Tiger's Crucible



Donny Deutch says it's "Brilliant" and since he's pretty brilliant himself that means more than a little something. The new Nike ad with Tiger Woods can be described in a number of other ways — "Jarring," "Attention-getting," "Bold," as well as "Crass," "Manipulative" and "Unfortunate."

Five of those adjectives, even the pejoratives, are probably fine with the Mad Men crowd, who dispassionately craft immersive messages that target our passions. The more difficult the message (Cigarettes are cool, Cars you can't drive as fast as they go on TV are cool, The Jonas Brothers are cool) the bigger the challenge and, when successful, the sweeter the victory.

Woods has re-entered the real world via the unreal world that is the Masters Tournament. This makes perfect sense to me, as do all of the things that deliver us to the place where we can drop the subject.

I am not sure who the audience is for this, though, and why Team Tiger must perpetuate an unfortunate pander that the public ought to have a say in how Woods behaves.

Woods is a business with human frailties who must, for the sake of business, do damage control. It truly is not personal, it's business. But it is also unseemly. He's is trapped in a scene from "The Crucible."

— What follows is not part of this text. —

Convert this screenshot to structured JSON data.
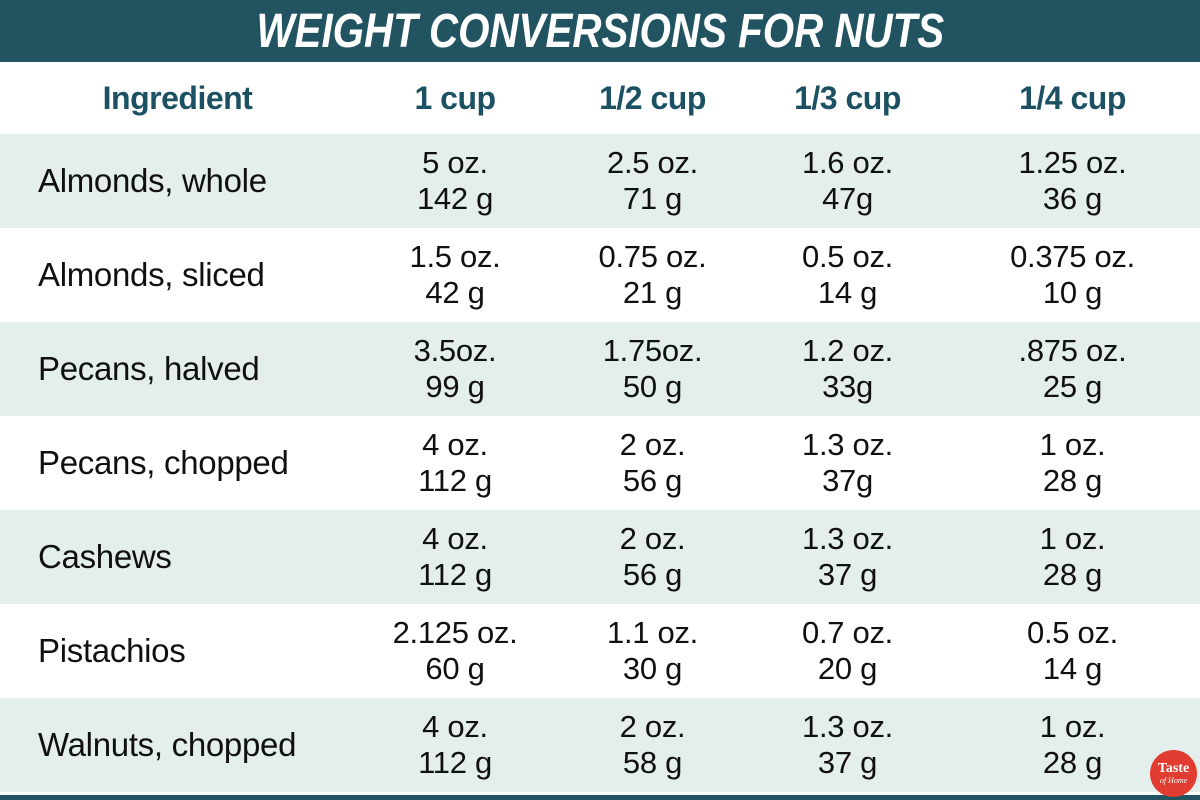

Of course it's right to be faithful. Woods made that promise to his wife, and promises are more important than the law: We make them because we want to, not because we have to. But relationships are an entirely private matter. When we give strangers discretion over our own choices we are just asking for such things as bans on gay marriage.

How's the ad? Great. Fantastic. Daring. Brilliantly produced. Elegant in its spare concept. Masterful in the use of Woods' lecturing, and deceased father, speaking in an entirely different context (or several?) who knows when.

What I see is a man humiliating himself for money. The ad proves that Woods is no longer able to do whatever he wants to do, because he used to. He hurt a finite number of people, all of whom he knows personally and none of whom need to see this video on YouTube in which Woods the younger gets second billing to his stern mentor.

Woods didn't cheat on and lie to me, but because other strangers wagged their fingers at him he has to at least act contrite for public consumption.

I would prefer a John Proctor moment. Or for the entire thing to just go away.